Monday, August 4, 2014

I found that yoga helped me respect and care for the energies within.  Yoga is a necessary counterpart to the Buddhist reality of selflessness.  Yoga provides a way to protect the self which is selfless, through the observation of the body's deeper realities.  For as we all know, if you do not protect the self in some way, you'll fall into other people's agendas and supposedly good times.  The nice person might put himself last, and there are problems with that set-up, because not everyone is as selfless.  If you do yoga, you know the energy within, something to care for, nurture, treat well.  The energies are mental, creative, athletic, sexual, graceful, full of insight, found while meditating with a clear mind, necessary to living life in the world.

Without that protective centeredness, I know, amazingly stupid things can happen.  Years can be wasted.  Relationships missed.  Growth stunted.  Things that happen when your own inner energies are scattered, distracted, occupied, co-opted.

The writer works from a kind of selflessness.  There is no competition in writing, no me, no "I did this!"  Hemingway's comparing of it to a prize fight, going round for round with the greats, Tolstoy, Shakespeare, etc., has the bluster of a ludicrous joke.  A writer must read, as anyone must have a mind composed most largely of other people's thoughts, the traditions of wisdom.  A writer has no real sense of ownership, but of a lucky simple flow, a comfort with the simplicity of writing, a kind of courage to just do it, rather than hiding from the thoughts that must pass through the mind, taking them on, the process, comparable to digestion, natural, necessary, self-defense, nourishing, somehow profoundly satisfying.  You must take time to do it, which entails finding the present moment, taking a chunk of time out of the structure of a day, fitting it in along with exercise, yoga, housekeeping, work.  It may well be the social life that takes a hit.  But when you do it, you are participating in something, and that something is ultimately social.  There is the great democracy of reader and writer, writer and reader, interchanging, equal, somewhat different, a cooperation, a hope for simple useful truths, good in the everyday world.  Emily Dickinson was such an achiever.  Lincoln too, as he was called upon.

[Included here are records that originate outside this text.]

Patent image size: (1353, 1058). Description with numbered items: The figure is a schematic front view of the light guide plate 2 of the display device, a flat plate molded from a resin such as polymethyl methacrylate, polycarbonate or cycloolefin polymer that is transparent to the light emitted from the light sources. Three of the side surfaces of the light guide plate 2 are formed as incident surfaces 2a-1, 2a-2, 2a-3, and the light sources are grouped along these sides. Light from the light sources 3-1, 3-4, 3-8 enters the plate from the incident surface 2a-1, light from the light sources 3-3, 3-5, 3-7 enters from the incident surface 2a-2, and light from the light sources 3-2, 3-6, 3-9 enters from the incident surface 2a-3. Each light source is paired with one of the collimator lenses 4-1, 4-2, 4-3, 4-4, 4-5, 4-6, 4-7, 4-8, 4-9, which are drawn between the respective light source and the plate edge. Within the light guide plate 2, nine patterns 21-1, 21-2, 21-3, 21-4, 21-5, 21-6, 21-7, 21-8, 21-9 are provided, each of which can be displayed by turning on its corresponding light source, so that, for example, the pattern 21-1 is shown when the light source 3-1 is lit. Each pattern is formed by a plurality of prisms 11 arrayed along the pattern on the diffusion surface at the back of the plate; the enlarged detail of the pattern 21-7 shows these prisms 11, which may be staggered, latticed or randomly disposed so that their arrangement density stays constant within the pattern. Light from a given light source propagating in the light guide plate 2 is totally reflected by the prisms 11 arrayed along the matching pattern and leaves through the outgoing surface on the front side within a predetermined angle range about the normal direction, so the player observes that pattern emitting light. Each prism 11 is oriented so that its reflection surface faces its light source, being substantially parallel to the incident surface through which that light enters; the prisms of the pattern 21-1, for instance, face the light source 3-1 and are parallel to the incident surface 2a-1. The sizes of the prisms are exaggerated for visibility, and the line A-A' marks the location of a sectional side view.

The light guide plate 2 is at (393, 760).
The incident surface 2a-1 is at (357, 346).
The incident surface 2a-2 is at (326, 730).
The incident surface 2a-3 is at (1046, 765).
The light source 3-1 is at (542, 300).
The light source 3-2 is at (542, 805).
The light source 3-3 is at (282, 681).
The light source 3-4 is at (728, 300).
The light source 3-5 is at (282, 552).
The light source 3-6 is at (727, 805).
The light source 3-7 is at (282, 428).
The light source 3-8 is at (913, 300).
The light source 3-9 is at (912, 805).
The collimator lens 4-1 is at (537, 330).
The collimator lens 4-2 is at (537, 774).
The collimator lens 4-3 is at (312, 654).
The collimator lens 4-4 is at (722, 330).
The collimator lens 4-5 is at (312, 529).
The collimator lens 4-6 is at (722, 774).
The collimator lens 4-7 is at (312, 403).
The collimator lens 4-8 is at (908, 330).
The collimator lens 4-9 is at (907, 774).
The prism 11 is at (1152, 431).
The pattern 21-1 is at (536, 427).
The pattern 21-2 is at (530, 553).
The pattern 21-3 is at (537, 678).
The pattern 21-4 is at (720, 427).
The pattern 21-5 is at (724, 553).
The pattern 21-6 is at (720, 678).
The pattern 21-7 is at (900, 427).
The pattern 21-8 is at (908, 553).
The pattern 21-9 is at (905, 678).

I find a form of refuge out on the bike in the park, the roads through the trees, the light, the rolling landscape.  The long miles bring a kind of anonymity, a relief from the heaviness of a self to protect.  I was never good at self-protection anyway, not a desirable quality in a mate, it would seem.  I wanted the worldly world to be kinder than it was, and so I needed my rides.  I put in my efforts and they make me feel good, and then I would take that home and meditate upon the benefits and the nature I'd experienced along the way.  It was never about competition, but about learning what the body could do.  One pass down Beech Drive, followed by another, experiments with gear and cadence, reading how fast I was going on the little cycling computer on the handlebars, different positioning, breathing, it is all good exercise.  And maybe, yes, you have to make a choice, sacrifice catching up with your good old friends.  Maybe you're chewing on something anyway, a work problem, a transition, a need to stand up for the inner energies of your selfless self.  The fresh air does you good.

The bike rides give me ballast to take care of the writer, to put aside all the other voices, particularly the go out and have a drink and be social stuff, I'm afraid.  The worst thing for a writer is to not be making any headway.

The things you write, from the deeper inspirations, may look awkward to you, or look like maybe you were reaching for too much.  But often times, they turn about to be correct and true, an interesting insight, something that needed to be said, synthesized out of all the other wisdom you may run across.